吴一言僵在原地,脸色白得近乎透明。申言璃的话像一把锋利的冰锥,精准地刺穿了她连日来用意志力强行构筑的壁垒,直抵她内心深处最隐秘的恐惧和矛盾——她确实在透支自己,为了那个遥不可及却又必须抓住的未来。
她的嘴唇动了动,却发不出任何声音。连日的高烧和此刻尖锐的质问,让她本就摇摇欲坠的防线瞬间崩溃。她看着申言璃盛怒中却难掩失望和某种更深邃情绪的眼睛,那里面映出自己此刻狼狈、虚弱、可笑的坚持。
所有准备好的辩解,所有关于“计划必要”、“时间紧迫”的说辞,在申言璃那句“你又能拿什么去爱惜别人”面前,都显得苍白无力,甚至……虚伪。
她突然意识到,自己拼命想要证明的“能力”和“可靠”,在对方眼中,或许恰恰成了最不可靠的证据——一个连自身基本健康都无法保障的人,如何承诺守护另一个人?

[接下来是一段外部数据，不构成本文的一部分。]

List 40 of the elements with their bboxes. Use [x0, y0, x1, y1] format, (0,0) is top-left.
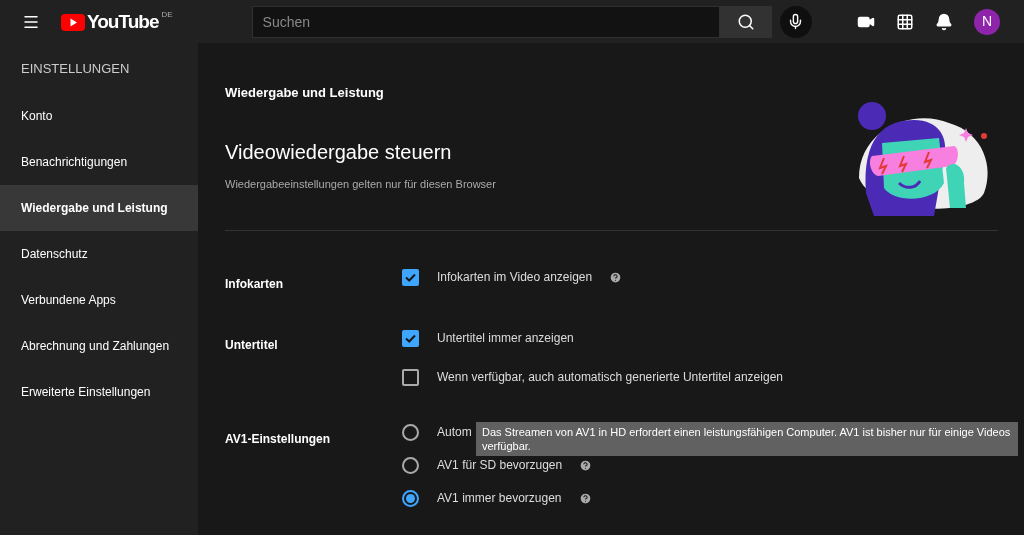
checkbox[interactable]: [402, 329, 419, 347]
option-label: Untertitel immer anzeigen: [437, 330, 574, 347]
help-icon[interactable]: [579, 458, 593, 472]
notifications-icon[interactable]: [935, 12, 953, 31]
microphone-button[interactable]: [779, 5, 812, 38]
option-label: AV1 für SD bevorzugen: [437, 457, 563, 474]
setting-label: Untertitel: [225, 337, 279, 354]
sidebar-item[interactable]: Wiedergabe und Leistung: [0, 185, 198, 231]
search-button[interactable]: [719, 5, 772, 38]
option-label: Wenn verfügbar, auch automatisch generierte Untertitel anzeigen: [437, 369, 783, 386]
sidebar-item[interactable]: Konto: [0, 93, 198, 139]
section-heading: Wiedergabe und Leistung: [225, 84, 385, 102]
logo-text: YouTube: [87, 9, 159, 34]
sidebar-item[interactable]: Abrechnung und Zahlungen: [0, 323, 198, 369]
setting-label: Infokarten: [225, 276, 284, 293]
radio-button[interactable]: [402, 456, 419, 474]
setting-label: AV1-Einstellungen: [225, 431, 332, 448]
option-label: Autom: [437, 424, 472, 441]
apps-grid-icon[interactable]: [896, 12, 914, 31]
help-icon[interactable]: [609, 270, 623, 284]
avatar[interactable]: N: [974, 8, 1000, 35]
checkbox[interactable]: [402, 268, 419, 286]
help-icon[interactable]: [578, 491, 592, 505]
sidebar-item[interactable]: Verbundene Apps: [0, 277, 198, 323]
radio-button[interactable]: [402, 423, 419, 441]
sidebar-item[interactable]: Datenschutz: [0, 231, 198, 277]
option-label: Infokarten im Video anzeigen: [437, 269, 593, 286]
region-label: DE: [161, 9, 173, 20]
search-icon: [736, 12, 755, 31]
sidebar-title: EINSTELLUNGEN: [20, 60, 131, 78]
radio-button[interactable]: [402, 489, 419, 507]
checkbox[interactable]: [402, 368, 419, 386]
option-label: AV1 immer bevorzugen: [437, 490, 562, 507]
sidebar-item[interactable]: Benachrichtigungen: [0, 139, 198, 185]
play-logo-icon: [61, 13, 85, 31]
sidebar-item[interactable]: Erweiterte Einstellungen: [0, 369, 198, 415]
page-title: Videowiedergabe steuern: [225, 139, 453, 165]
tooltip: Das Streamen von AV1 in HD erfordert einen leistungsfähigen Computer. AV1 ist bisher nur für einige Videos verfügbar.: [476, 422, 1018, 456]
search-field[interactable]: Suchen: [251, 5, 720, 38]
page-subtitle: Wiedergabeeinstellungen gelten nur für diesen Browser: [225, 176, 496, 192]
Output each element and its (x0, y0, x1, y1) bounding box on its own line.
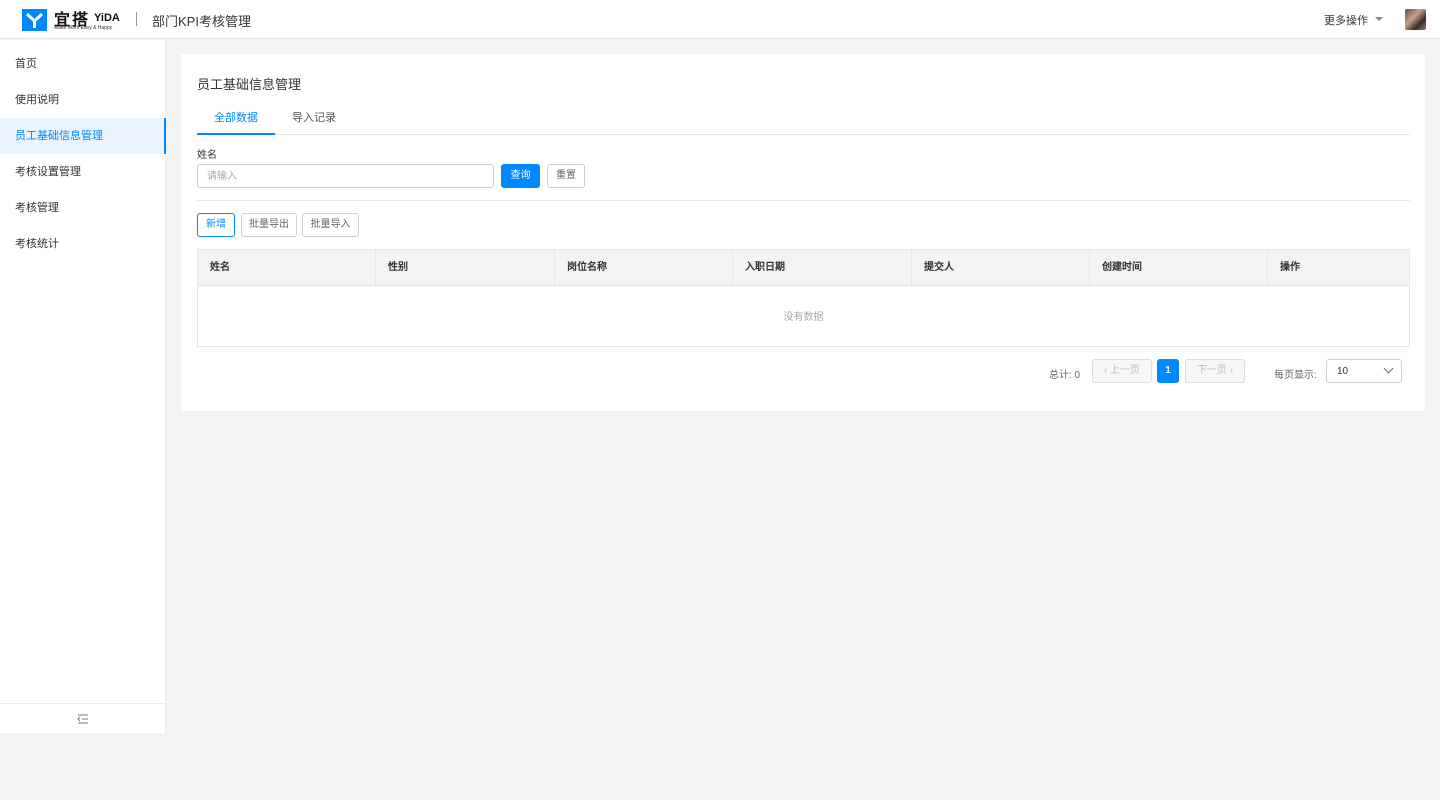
sidebar: 首页 使用说明 员工基础信息管理 考核设置管理 考核管理 考核统计 (0, 40, 166, 733)
next-page-label: 下一页 (1196, 365, 1227, 376)
name-search-input[interactable] (197, 164, 494, 188)
tab-import-records[interactable]: 导入记录 (275, 104, 353, 135)
top-bar: 宜搭 YiDA Make Work Easy & Happy 部门KPI考核管理… (0, 0, 1440, 39)
main-card: 员工基础信息管理 全部数据 导入记录 姓名 查询 重置 新增 批量导出 批量导入… (181, 54, 1425, 411)
column-header-gender[interactable]: 性别 (376, 250, 555, 286)
reset-button[interactable]: 重置 (547, 164, 585, 188)
collapse-sidebar-icon[interactable] (77, 714, 89, 724)
column-header-hire-date[interactable]: 入职日期 (733, 250, 912, 286)
app-title: 部门KPI考核管理 (152, 14, 251, 29)
empty-state-text: 没有数据 (783, 312, 824, 323)
user-avatar[interactable] (1405, 9, 1426, 30)
brand-name-en: YiDA (94, 12, 120, 24)
batch-import-button[interactable]: 批量导入 (302, 213, 359, 237)
sidebar-item-assessment-management[interactable]: 考核管理 (0, 190, 166, 226)
search-button[interactable]: 查询 (501, 164, 540, 188)
table-header: 姓名 性别 岗位名称 入职日期 提交人 创建时间 操作 (198, 250, 1409, 286)
add-button[interactable]: 新增 (197, 213, 235, 237)
data-table: 姓名 性别 岗位名称 入职日期 提交人 创建时间 操作 没有数据 (197, 249, 1410, 347)
caret-down-icon[interactable] (1375, 17, 1383, 21)
column-header-actions[interactable]: 操作 (1268, 250, 1409, 286)
pagination-total: 总计: 0 (1049, 370, 1081, 381)
column-header-submitter[interactable]: 提交人 (912, 250, 1090, 286)
sidebar-item-employee-info[interactable]: 员工基础信息管理 (0, 118, 166, 154)
brand-tagline: Make Work Easy & Happy (54, 25, 113, 31)
page-size-label: 每页显示: (1274, 370, 1317, 381)
page-size-value: 10 (1337, 366, 1349, 377)
column-header-position[interactable]: 岗位名称 (555, 250, 733, 286)
sidebar-item-assessment-stats[interactable]: 考核统计 (0, 226, 166, 262)
next-page-button[interactable]: 下一页 › (1185, 359, 1245, 383)
yida-logo-icon[interactable] (22, 9, 47, 31)
name-filter-label: 姓名 (197, 150, 217, 161)
sidebar-footer (0, 703, 166, 733)
page-number-current[interactable]: 1 (1157, 359, 1179, 383)
prev-page-label: 上一页 (1110, 365, 1141, 376)
tab-bar: 全部数据 导入记录 (197, 104, 1410, 135)
sidebar-item-instructions[interactable]: 使用说明 (0, 82, 166, 118)
column-header-name[interactable]: 姓名 (198, 250, 376, 286)
column-header-created-time[interactable]: 创建时间 (1090, 250, 1268, 286)
chevron-right-icon: › (1226, 365, 1234, 376)
filter-divider (197, 200, 1410, 201)
sidebar-item-assessment-settings[interactable]: 考核设置管理 (0, 154, 166, 190)
batch-export-button[interactable]: 批量导出 (241, 213, 297, 237)
prev-page-button[interactable]: ‹ 上一页 (1092, 359, 1152, 383)
page-size-select[interactable]: 10 (1326, 359, 1402, 383)
page-title: 员工基础信息管理 (197, 77, 302, 92)
header-divider (136, 12, 137, 26)
tab-all-data[interactable]: 全部数据 (197, 104, 275, 135)
sidebar-item-home[interactable]: 首页 (0, 46, 166, 82)
more-operations-menu[interactable]: 更多操作 (1324, 12, 1368, 28)
chevron-down-icon (1383, 363, 1394, 374)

一种比高烧更深的寒意,瞬间席卷了吴一言的四肢百骸。她张了张嘴,想说什么,却最终只是无力地垂下眼帘,避开了申言璃那几乎要灼伤她的目光。
办公室里只剩下两人压抑的呼吸声。
申言璃看着眼前瞬间褪去所有倔强、只剩下脆弱和茫然本色的女孩,胸口那股怒火像是被针扎破的气球,迅速瘪了下去,取而代之的是一种沉重的疲惫,和一丝……连她自己都未及深究的、尖锐的痛。
她是不是,把话说得太重了?
但看着吴一言这副样子,那点后悔又被更深的担忧取代。她必须让她明白!
沉默在蔓延,每一秒都显得无比漫长。
终于,申言璃深吸一口气,强迫自己冷静下来。她拿起自己桌上还没开封的保温杯——里面是她今天泡的、加了蜂蜜和柠檬的热水——拧开盖子,不由分说地塞进吴一言冰凉的手里。

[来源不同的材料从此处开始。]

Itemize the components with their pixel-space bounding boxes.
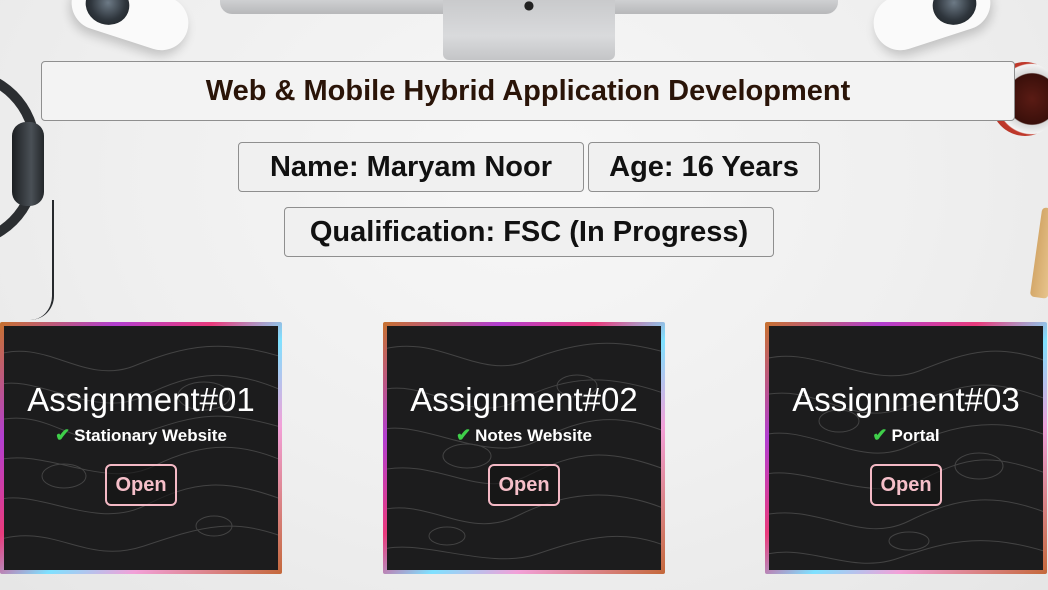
check-icon: ✔ [456,425,472,445]
assignment-title: Assignment#01 [27,381,255,418]
check-icon: ✔ [872,425,888,445]
headphone-cable [30,200,54,320]
assignment-subtitle: ✔ Stationary Website [55,425,227,446]
open-assignment-01-button[interactable]: Open [105,464,177,506]
assignment-card-01: Assignment#01 ✔ Stationary Website Open [0,322,282,574]
assignment-card-02: Assignment#02 ✔ Notes Website Open [383,322,665,574]
name-box: Name: Maryam Noor [238,142,584,192]
check-icon: ✔ [55,425,71,445]
assignment-subtitle-text: Portal [891,425,940,445]
open-assignment-03-button[interactable]: Open [870,464,942,506]
assignment-subtitle: ✔ Portal [872,425,939,446]
topographic-pattern [4,345,278,552]
assignment-title: Assignment#02 [410,381,638,418]
assignment-subtitle: ✔ Notes Website [456,425,592,446]
headphone-cup [12,122,44,206]
topographic-pattern [769,350,1043,564]
card-body: Assignment#01 ✔ Stationary Website Open [4,326,278,570]
open-assignment-02-button[interactable]: Open [488,464,560,506]
assignment-card-03: Assignment#03 ✔ Portal Open [765,322,1047,574]
assignment-title: Assignment#03 [792,381,1020,418]
card-body: Assignment#02 ✔ Notes Website Open [387,326,661,570]
apple-logo-icon: ● [523,0,535,12]
card-body: Assignment#03 ✔ Portal Open [769,326,1043,570]
page-title: Web & Mobile Hybrid Application Developm… [41,61,1015,121]
topographic-pattern [387,342,661,560]
age-box: Age: 16 Years [588,142,820,192]
qualification-box: Qualification: FSC (In Progress) [284,207,774,257]
assignment-subtitle-text: Notes Website [475,425,592,445]
assignment-subtitle-text: Stationary Website [74,425,227,445]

“喝了。”她的声音依旧很冷,但命令之下,那丝不容置疑的关切却无法掩盖。
然后,她夺过吴一言手里那份卷子,看也没看,直接对折,夹进了自己的教案夹里。
“这卷子,等你病好了,真的有力气思考了,再来找我。”她的语气不容置疑,带着师长的权威,也带着一种近乎强硬的保护。
“现在,”申言璃看着吴一言依旧低垂的头和微微发抖的肩膀,声音终于缓和了一丝,却依旧斩钉截铁:
“给我回家。躺下。休息。”
她顿了顿,看着吴一言握着保温杯、微微颤抖的手指,又加了一句,声音低了许多,却字字清晰:
“如果你连自己都照顾不好……那些你以为重要的东西,最终什么都不会剩下。”
说完,申言璃不再看吴一言,开始收拾自己的东西。动作利落,却带着一种紧绷的力道。
吴一言握着那温热的杯壁,指尖传来的暖意几乎让她眼眶发酸。她没有抬头,只是低低地、沙哑地应了一声:“……嗯。”
声音轻得几乎听不见。
然后,她转过身,脚步虚浮地,慢慢走出了办公室。手里紧紧抱着那个保温杯,像抱着最后一点支撑。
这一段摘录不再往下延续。